I can see what is going on here in that we will have the modular housing, from which some of our private developer friends could make money in the short term, and then, because we do not want to build actual physical, permanent council houses, our private developer friends, the vulture funds and so on will come in with the permanent stuff, which they will then lease to the Government for social housing at huge cost and make a killing off it. It is outrageous.

What should we be doing?The Minister of State will say we need the stuff fast. I will tell him how we will get it fast. It is very simple. Start with what I said earlier this morning: buy up the substantial stock of existing housing in Dublin and elsewhere for the people who need it on an emergency basis.

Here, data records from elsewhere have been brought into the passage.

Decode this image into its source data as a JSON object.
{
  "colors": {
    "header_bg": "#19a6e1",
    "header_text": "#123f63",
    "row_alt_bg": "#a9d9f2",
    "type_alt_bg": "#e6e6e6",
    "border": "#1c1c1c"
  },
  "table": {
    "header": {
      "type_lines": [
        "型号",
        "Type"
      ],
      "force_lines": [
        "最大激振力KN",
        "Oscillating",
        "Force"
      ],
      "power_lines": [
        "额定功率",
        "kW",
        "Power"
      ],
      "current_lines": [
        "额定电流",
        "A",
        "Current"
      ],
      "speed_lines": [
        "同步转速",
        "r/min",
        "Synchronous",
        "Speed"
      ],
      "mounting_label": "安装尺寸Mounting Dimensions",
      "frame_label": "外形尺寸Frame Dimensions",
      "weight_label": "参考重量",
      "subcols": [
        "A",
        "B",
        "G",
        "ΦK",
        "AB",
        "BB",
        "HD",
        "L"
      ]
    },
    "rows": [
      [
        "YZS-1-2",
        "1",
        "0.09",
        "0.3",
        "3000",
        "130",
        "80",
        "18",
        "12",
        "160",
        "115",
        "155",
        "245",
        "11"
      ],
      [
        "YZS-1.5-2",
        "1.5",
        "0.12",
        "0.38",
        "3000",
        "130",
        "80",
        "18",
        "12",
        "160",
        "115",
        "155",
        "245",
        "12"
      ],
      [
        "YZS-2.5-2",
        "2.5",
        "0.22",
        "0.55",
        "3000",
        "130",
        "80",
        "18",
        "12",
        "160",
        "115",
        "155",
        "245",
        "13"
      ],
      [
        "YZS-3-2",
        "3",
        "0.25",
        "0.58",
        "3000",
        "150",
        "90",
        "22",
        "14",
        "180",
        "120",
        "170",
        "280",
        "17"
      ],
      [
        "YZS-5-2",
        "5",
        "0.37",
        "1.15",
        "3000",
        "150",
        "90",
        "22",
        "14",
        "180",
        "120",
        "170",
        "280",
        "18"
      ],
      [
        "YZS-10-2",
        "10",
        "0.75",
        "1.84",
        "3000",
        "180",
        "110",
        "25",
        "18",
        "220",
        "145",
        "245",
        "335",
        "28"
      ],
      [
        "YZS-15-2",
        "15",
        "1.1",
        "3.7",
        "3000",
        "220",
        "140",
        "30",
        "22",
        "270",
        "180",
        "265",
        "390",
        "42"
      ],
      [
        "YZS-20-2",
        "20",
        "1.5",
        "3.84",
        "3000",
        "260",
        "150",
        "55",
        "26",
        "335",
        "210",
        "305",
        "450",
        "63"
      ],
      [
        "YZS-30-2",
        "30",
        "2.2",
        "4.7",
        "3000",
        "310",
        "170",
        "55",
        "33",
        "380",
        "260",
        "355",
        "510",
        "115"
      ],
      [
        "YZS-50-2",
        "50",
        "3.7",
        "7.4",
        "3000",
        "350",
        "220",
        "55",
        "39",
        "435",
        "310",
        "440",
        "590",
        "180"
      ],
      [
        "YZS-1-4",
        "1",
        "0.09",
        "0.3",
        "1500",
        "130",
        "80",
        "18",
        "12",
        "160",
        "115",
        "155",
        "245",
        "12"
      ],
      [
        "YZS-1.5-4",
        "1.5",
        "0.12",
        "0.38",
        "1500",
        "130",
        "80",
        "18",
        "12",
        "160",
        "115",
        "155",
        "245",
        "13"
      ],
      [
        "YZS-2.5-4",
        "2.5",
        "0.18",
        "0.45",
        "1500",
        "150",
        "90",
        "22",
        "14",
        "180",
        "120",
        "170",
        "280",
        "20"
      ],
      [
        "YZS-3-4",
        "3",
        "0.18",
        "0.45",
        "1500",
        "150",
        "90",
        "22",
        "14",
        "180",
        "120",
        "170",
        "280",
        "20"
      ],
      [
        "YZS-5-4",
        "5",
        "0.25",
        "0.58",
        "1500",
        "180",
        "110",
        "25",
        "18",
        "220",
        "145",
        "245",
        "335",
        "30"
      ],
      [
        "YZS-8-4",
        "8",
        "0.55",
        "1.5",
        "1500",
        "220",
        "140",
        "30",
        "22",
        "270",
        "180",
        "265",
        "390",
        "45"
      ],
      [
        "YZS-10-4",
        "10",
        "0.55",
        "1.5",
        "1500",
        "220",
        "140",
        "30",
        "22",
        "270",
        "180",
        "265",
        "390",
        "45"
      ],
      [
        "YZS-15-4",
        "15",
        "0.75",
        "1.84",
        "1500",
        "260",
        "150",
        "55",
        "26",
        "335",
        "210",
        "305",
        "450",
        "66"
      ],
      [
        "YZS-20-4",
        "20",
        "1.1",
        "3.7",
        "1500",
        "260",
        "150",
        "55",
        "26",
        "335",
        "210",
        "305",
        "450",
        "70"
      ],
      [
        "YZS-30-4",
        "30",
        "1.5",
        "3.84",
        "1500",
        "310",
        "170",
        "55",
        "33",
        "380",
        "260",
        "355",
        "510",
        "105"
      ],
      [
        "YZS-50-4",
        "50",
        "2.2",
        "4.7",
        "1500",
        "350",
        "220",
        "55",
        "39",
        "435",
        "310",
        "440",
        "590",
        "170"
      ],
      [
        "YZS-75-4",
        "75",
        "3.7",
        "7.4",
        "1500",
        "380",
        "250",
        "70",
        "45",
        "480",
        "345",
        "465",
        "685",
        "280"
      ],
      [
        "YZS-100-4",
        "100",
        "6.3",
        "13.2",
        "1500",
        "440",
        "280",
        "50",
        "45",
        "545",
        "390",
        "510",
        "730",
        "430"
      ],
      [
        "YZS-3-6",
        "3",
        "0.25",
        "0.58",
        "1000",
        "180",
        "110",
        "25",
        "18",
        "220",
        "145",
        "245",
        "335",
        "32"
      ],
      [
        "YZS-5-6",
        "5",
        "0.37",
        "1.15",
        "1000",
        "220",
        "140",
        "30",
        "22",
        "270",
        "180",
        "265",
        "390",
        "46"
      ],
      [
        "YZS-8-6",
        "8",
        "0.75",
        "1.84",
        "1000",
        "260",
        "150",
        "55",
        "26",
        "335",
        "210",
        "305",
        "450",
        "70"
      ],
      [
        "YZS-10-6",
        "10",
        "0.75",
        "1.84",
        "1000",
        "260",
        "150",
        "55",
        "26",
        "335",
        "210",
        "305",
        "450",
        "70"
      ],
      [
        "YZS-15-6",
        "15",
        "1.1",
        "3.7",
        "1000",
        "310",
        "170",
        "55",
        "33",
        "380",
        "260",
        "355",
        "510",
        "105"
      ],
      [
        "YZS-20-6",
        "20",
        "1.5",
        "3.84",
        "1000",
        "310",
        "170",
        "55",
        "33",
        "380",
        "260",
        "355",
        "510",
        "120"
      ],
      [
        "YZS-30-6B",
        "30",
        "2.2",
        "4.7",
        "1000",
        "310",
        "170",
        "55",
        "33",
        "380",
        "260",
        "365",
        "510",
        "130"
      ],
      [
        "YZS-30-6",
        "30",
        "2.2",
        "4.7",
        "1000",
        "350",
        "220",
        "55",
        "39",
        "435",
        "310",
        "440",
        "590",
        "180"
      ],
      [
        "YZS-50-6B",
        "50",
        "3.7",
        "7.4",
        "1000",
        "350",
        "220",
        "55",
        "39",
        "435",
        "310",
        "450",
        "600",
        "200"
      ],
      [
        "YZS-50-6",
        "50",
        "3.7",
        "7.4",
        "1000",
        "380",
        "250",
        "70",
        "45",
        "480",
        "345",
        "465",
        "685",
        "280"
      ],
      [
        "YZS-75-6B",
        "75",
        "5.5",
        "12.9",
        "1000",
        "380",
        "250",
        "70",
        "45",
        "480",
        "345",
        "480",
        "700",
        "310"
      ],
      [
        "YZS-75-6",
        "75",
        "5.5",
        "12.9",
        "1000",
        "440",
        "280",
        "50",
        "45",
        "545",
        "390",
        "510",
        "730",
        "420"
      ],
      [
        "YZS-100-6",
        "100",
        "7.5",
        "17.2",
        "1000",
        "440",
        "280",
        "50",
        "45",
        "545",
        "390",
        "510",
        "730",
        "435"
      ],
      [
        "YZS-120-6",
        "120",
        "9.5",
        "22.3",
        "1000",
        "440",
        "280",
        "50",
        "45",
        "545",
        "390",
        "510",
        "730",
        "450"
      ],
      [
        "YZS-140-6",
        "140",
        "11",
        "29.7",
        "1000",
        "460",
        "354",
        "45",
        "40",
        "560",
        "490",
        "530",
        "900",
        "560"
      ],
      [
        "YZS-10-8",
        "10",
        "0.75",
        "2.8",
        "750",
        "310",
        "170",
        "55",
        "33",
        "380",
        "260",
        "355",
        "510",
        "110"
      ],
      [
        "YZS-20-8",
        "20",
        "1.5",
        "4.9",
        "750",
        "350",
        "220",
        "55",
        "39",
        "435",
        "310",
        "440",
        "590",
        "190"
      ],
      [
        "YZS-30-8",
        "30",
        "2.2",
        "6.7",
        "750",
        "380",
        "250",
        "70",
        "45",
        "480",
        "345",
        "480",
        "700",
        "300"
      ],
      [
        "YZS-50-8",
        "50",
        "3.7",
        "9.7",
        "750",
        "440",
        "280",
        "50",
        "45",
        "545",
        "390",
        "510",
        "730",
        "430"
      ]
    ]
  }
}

That would be just as cheap but much more permanent and appropriate for the people who are in emergency situations. Provide the rent controls, not the flimsy rent certainty the Government was talking about, and increase rent allowance. Open the books of NAMA to see what it actually has rather than accepting whatever it throws at local authorities, which is undoubtedly mostly the crap stuff it thinks it cannot make money out of. We want to see what it actually has - land, property and so on - in order that we can give it over to those who need it.

How do we fast-track without overriding proper building and planning and development standards? We set up a State construction company in order that we take a year out of the construction process. The Government is saying it takes two years to build houses. One year of that is a result of the outsourcing of the design and construction to private developers through the tendering process. That is taking up a year. We have a breakdown from Dún Laoghaire-Rathdown. A year of this big delay the Government is talking about is because local authorities cannot do it themselves directly. If we did not have to tender out and if we had the teams, the architect, the construction workers, the equipment and so on in the local authorities, like we used to have, we could deliver the social housing in a year, and not modular homes but quality stuff. That is what we should do. NAMA could be the vehicle for it if its mandate were changed and if it were resourced to construct these houses directly. We could build on the land it has, finish the properties that are not ready, and we could do it much quicker without having to sacrifice building standards, proper planning and development, public consultation and local democracy, which is what this Bill is doing. It is outrageous.